Some of the resources I consulted are:
Also, I searched here in the Discourse, and the relevant topics are:
Relevant discourse topics
- https://discourse.gstreamer.org/t/send-frame-number-over-udp/1035/2: here @slomo suggests the idea of using SEI timecodes
- https://discourse.gstreamer.org/t/associating-additional-data-with-a-frame-webrtc/198: here there are some other suggestion about SEI timecodes and how to handle them. As far as I can tell I should implement a custom element to process the timecodes
- https://discourse.gstreamer.org/t/inserting-sei-metadata-in-h264/840: here the asker is using the function to insert metadata and gave me the idea of using some video filter to accomplish my task (I should research better here)
- https://discourse.gstreamer.org/t/plugin-to-modify-sei-data/1118: this user is trying to implement a similar feature, but it is just to modify SEI data in place
- https://discourse.gstreamer.org/t/no-python-gstreamer-api-extract-h264-sei/1175/2: here the asker is trying to extract SEI with python and @ndufresne answers to “create a pipeline with a parser and an appsink”, which I do not fully understand. Actually I have been able to extract some SEI metadata with pyav, which is the second suggestion.
Question 2
How can I implement this logic of reading the timecode for a frame in the H.264 input stream, keeping it on hold somewhere for after, decode the frame and process it in gpu, then reattach the timecode to the frame?
What I obtained so far
I was able to insert timecodes in SEI messages with AWS Mediaconvert, following this guide Putting timecodes in your outputs - MediaConvert, and I was able to insert timecodes both in timecode SEI messages and as User Data Unregistered SEI Messages.
Also with FFmpeg I could insert metadata, but only on the first frame, with the h264_metadata bitstream filter for h264) and read them (actually, printing them to screen, not reading programmatically) with FFmpeg and the showinfo bitstream filter or with ffprobe -show_frames.
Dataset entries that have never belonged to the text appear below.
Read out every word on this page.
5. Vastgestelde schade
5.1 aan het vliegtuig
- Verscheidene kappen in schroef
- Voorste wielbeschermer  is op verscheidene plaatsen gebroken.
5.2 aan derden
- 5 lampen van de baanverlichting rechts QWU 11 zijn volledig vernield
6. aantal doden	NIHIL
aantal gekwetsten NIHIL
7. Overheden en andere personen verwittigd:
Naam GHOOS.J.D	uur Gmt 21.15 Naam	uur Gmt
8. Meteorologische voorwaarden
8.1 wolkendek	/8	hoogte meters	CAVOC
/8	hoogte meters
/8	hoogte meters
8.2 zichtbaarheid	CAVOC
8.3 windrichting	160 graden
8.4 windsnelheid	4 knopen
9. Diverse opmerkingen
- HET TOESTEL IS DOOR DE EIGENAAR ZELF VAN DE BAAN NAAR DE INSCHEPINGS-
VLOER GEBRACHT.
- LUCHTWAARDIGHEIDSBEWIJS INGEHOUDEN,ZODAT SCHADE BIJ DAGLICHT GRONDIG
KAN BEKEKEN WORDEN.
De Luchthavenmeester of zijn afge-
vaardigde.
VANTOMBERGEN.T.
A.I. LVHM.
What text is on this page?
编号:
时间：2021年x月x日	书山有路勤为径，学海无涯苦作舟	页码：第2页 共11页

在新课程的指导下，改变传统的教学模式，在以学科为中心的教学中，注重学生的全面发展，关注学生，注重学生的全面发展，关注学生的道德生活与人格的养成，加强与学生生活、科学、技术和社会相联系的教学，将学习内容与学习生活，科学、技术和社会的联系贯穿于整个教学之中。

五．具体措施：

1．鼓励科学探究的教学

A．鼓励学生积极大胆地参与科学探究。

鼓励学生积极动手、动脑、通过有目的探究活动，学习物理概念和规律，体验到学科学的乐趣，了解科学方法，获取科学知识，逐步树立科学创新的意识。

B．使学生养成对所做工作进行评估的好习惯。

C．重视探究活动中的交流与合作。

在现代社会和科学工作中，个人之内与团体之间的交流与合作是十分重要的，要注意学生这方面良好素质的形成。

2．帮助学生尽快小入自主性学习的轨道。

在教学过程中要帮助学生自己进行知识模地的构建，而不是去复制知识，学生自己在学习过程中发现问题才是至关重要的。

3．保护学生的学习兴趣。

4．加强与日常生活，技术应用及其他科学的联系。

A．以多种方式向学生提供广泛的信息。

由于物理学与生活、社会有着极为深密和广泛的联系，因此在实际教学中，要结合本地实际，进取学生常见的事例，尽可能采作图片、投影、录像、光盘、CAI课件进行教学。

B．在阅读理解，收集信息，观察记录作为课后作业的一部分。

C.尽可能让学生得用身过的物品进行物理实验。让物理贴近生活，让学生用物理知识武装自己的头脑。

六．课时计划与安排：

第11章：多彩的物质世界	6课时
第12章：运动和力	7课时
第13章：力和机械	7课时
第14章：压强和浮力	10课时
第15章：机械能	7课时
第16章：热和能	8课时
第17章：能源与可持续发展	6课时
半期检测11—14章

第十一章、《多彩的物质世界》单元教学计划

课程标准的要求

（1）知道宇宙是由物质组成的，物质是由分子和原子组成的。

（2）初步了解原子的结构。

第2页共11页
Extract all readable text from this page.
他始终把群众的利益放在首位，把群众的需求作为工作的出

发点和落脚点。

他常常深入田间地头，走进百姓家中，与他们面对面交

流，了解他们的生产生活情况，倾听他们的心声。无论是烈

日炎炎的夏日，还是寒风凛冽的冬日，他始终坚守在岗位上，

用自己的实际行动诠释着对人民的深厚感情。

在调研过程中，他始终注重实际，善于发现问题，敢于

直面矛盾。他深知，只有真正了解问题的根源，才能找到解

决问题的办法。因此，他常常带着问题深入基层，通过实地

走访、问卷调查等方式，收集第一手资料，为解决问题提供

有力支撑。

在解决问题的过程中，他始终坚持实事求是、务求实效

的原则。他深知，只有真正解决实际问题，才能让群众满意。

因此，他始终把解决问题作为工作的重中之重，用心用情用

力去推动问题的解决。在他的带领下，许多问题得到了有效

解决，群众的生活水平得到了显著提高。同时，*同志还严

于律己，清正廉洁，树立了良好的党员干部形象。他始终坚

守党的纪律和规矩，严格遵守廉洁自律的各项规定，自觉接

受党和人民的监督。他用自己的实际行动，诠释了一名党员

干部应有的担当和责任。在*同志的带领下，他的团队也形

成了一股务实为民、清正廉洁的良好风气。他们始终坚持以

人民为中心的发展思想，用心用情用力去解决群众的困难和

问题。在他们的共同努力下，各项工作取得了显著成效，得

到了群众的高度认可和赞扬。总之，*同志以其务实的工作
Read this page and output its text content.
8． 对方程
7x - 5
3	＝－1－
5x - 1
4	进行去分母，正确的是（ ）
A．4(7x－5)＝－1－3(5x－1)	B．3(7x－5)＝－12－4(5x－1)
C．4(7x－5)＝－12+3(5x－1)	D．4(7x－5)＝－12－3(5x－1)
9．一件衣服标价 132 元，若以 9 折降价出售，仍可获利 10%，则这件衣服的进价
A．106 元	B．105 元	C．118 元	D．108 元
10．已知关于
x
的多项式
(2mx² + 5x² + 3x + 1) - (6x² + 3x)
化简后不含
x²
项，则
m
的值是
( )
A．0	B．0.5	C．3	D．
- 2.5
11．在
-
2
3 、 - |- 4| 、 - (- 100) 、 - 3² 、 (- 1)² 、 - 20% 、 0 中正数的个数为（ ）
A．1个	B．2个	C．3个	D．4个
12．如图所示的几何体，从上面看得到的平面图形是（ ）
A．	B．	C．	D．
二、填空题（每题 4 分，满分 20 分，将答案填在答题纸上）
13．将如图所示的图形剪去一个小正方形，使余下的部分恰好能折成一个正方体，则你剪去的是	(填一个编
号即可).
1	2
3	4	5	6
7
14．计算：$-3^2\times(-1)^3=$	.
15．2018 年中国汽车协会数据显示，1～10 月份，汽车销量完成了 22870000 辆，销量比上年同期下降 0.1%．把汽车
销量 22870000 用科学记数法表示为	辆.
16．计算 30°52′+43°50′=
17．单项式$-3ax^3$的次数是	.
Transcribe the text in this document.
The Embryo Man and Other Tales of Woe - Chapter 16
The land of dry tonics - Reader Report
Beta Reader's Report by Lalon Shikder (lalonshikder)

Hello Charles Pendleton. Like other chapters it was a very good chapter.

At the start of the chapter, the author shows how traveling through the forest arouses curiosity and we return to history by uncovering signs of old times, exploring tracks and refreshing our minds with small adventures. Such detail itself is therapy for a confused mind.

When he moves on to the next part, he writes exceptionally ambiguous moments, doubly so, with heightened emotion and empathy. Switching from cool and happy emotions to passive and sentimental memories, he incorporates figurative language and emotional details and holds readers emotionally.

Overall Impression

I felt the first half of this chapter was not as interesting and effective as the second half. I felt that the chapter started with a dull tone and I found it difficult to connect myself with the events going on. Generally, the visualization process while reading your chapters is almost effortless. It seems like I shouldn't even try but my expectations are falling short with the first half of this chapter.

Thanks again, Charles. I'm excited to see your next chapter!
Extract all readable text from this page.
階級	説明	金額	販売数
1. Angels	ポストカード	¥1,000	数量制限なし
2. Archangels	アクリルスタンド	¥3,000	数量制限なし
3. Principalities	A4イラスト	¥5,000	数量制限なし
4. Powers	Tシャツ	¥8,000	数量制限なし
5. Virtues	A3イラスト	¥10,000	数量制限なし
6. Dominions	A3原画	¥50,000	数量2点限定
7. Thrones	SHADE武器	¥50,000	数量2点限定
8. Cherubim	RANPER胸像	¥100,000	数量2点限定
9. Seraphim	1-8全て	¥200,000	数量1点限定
With Gstreamer I tried to generate the timecode in SEI messages with the following pipeline, but I received many errors:
gst-launch-1.0 -e videotestsrc ! timecodestamper ! x264enc ! h264parse update-timecode=1 ! matroskamux ! filesink location=timecodestamper_out.mkv
The errors are like this:
WARNING: from element /GstPipeline:pipeline0/GstH264Parse:h264parse0: Element doesn't implement handling of this stream. Please file a bug.
Additional debug info:
../gst/videoparsers/gsth264parse.c(2938): gst_h264_parse_create_pic_timing_sei (): /GstPipeline:pipeline0/GstH264Parse:h264parse0:
timecode update was requested but VUI doesn't support timecode
and the produced file does not seem to contain any timecode information.